The Harmonia silhouettes are voluminous spheroid dresses that unfold vibrant patterns through translucent gradient-dyed organza that is halfwheel plissé-ed by hand. The ‘Symbiotic’ volumes are made from gradient dyed silks that are multi-layered into sculptural shapes by a fine 3D laser-cut frame of PETG to create hybrid bird shapes in dimensional color gradations that hover in symbiosis with the body like mythological creatures.”Shift souls’ hide and reveal anamorphic faces that smoke around the body in three-dimensional ‘wave drawings’, multi-layered and gradient-dyed silks are heat-bonded within frames of laser-cut mylar, creating surreal spectral anatomies. For the ‘Galactic glitch’ technique, cloud-printed silk is heat-bonded to mylar and laser-cut into the finest lace of thousands of O.5mm ‘harmonica waves’, creating a dance of quivering echoes that optically distort the body.
The “Cosmica’ looks are made from vaporous colored clouds by Kim Keever that are printed on translucent organza, to be layered into nebulous multi-dimensional prints, whose unfinished contours blur the body.
Cellchemy’ face-jewelry are 3D printed through high-resolution multi-material printer in collaboration with the Delit University of Technology. One-off pieces were developed through a generative design process based on a 3D face scan, by combining the color information with the 3D shape in grasshopper algorithm, a semi-arbitrary density structure was mapped from the face.
For the finale of the show, Iris van Herpen collaborated with contemporary artist Nick Verstand, subdividing the space using walls of materialized laser light, revealing a dreamscape of circulating clouds.
“A highlight of the show was a futuristic red dress with a multitude of laser-cut waves, creating a ‘dance of quivering echoes that optically distort the body.'”
“Other sculpturally-shaped looks offered a similar effect, featuring 3-D laser-cut detailing meant to give the illusion of mythological creatures. During a time when most designers are looking to previous decades for inspiration, van Herpen is looking onward to new galaxies.”
“Then there were the shoes.
Made from soft leather pieces, one of which wrapped around the wearer’s ankle, each pair had transparent plexiglass heels. Blocks of the material were infused with two colors of ink, which took four days to distill into molten colored clouds; then, the heels were carved by hand into undulating curves.
Unlike some of Ms. van Herpen’s previous footwear creations, often wedges that teetered on the fringes of fantasy to the point of impracticality, these shoes combined a strange beauty with a sturdy commercial clout.
Indeed, you know a designer is on to something when it’s the shoes you remember from a runway finale.

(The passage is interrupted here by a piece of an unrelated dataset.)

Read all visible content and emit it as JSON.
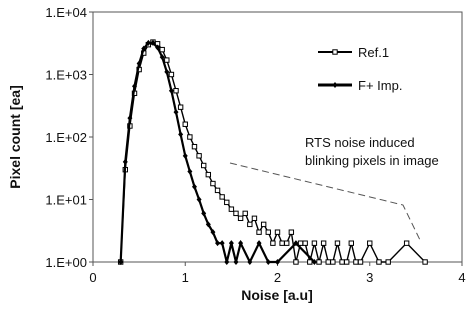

Amid a swirling black and blue laser beam projection, precise lines of light traced through the vapors along the soles and heels of the shoes to create a glow-in-the-dark effect.”
“While her exoskeletons and crystalline structures have always felt far more visionary than the usual display of couture, their future as wearable designs seemed uncertain. By contrast, this collection, titled Shift Souls, expressed lightness through diaphanous silhouettes with hand-plissé volumes, soft patterning, and alluring body focus. This expression of femininity might translate to greater visibility for Van Herpen; and with two full days of shows to come, it set the bar high.”
“The show evoked winged forms and organic life, and was inspired by visual artist Kim Keever, who drops paint pigment into water. The arty setting was an appropriate backdrop for the sculptural creations that seemed to borrow from works housed at the Louvre, located hundreds of meters (yards) away.”
WWD:
“Weighty stuff, but the delivery was ever ethereal, from the opening midnight-blue pleated bustier gown with curved wing-like sleeves, revisited in pleated and printed Op Art versions, to the cream dresses covered in concentric layers echoing a topographic map.”